Home Depot gives $250,000 to boost youth workforce programs in Los Angeles
Home Depot's $250,000 Los Angeles gift will fund club soccer and workforce readiness, tying a World Cup moment to youth job pathways.

The Home Depot is putting $250,000 into Boys & Girls Clubs of America across greater Los Angeles, with the money set aside for soccer programming, workforce development opportunities and other club-based youth initiatives in Southern California. The timing gave the announcement a World Cup backdrop, but the workforce piece is the one that matters most for workers who watch the company’s community playbook closely.
The donation landed as the U.S. Men's National Team opened its 2026 World Cup run at SoFi Stadium in Los Angeles. Major League Soccer said last year that Los Angeles would also host the team’s group-stage closer on June 25, part of a tournament that spans 48 teams, 104 matches and 16 cities across the United States, Canada and Mexico.
Allison Kolber, Home Depot’s vice president of integrated marketing, said the gift is meant to help young people access opportunities and build connections. Boys & Girls Clubs of America said the funding will support youth development and workforce readiness, which pushes the gift beyond a one-time sports promotion and into the same kind of pipeline-building language Home Depot uses around skilled trades and early career exposure.
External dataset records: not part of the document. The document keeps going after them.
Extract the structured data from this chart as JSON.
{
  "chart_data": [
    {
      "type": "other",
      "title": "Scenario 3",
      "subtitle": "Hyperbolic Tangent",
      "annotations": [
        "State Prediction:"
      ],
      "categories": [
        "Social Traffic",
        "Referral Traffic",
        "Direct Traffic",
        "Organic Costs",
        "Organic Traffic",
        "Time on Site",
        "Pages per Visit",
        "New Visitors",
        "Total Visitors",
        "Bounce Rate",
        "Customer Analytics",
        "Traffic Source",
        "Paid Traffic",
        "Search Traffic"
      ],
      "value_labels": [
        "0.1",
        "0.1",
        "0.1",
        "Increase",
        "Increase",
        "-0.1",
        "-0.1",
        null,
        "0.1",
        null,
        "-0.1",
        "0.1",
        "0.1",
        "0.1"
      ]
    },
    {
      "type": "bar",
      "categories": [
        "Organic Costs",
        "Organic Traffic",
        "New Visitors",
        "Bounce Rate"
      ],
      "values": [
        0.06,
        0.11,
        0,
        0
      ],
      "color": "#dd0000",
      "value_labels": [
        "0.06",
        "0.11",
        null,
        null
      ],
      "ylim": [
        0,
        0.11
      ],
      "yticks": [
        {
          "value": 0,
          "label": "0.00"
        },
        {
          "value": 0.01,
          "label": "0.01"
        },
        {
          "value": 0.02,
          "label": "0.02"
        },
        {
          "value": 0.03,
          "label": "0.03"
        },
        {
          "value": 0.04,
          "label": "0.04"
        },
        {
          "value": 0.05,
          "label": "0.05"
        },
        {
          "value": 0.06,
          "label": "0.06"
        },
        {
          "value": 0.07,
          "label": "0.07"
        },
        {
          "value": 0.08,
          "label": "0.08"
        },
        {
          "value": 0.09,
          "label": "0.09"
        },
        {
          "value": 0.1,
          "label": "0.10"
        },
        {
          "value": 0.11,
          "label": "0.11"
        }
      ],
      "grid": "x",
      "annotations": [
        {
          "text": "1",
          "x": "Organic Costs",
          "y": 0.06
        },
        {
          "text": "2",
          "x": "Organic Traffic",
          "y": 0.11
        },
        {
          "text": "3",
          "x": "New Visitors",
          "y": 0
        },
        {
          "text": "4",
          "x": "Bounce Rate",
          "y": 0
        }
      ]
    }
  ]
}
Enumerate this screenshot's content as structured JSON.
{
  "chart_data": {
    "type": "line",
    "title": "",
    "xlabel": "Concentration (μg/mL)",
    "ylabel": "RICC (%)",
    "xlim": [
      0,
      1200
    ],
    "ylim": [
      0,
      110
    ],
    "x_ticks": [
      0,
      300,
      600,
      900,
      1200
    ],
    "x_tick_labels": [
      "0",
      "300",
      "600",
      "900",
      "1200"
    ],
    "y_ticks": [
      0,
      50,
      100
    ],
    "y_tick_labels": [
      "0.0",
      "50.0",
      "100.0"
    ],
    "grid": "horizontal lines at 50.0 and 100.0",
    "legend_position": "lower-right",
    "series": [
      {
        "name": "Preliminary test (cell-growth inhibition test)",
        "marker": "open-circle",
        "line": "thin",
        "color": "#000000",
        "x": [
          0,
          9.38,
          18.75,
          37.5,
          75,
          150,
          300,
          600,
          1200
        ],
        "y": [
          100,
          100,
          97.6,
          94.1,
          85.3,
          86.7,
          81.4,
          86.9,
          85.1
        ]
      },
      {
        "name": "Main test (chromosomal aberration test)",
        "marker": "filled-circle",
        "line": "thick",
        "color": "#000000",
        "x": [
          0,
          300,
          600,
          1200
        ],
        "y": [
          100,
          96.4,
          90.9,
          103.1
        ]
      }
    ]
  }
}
That matters inside Home Depot because the company has long leaned on its reputation as a place where trades knowledge, customer service and neighborhood visibility overlap. In stores across greater Los Angeles, associates and department leads know the value of programs that help young people arrive with better workplace habits, clearer career goals and more confidence around hands-on work. A local teen who starts with afterschool club activities, then moves into skill-building and career exploration, is closer to the kind of candidate the retailer and its contractors want to see in the labor market.
Boys & Girls Clubs of America says its clubs offer quality afterschool programming, year-round sports and summer programs, giving the Home Depot donation a direct channel into daily youth programming rather than a distant grant pool. The Home Depot Foundation already partners with the organization on a national Life & Workforce Readiness initiative focused on career exploration, skill-building, skilled trades and career readiness, so the Los Angeles gift extends an existing relationship rather than creating a new one from scratch.

For associates, store leaders and local jobseekers, the message is straightforward: Home Depot wants its public footprint in Southern California to reach beyond sales and into the next generation of workers.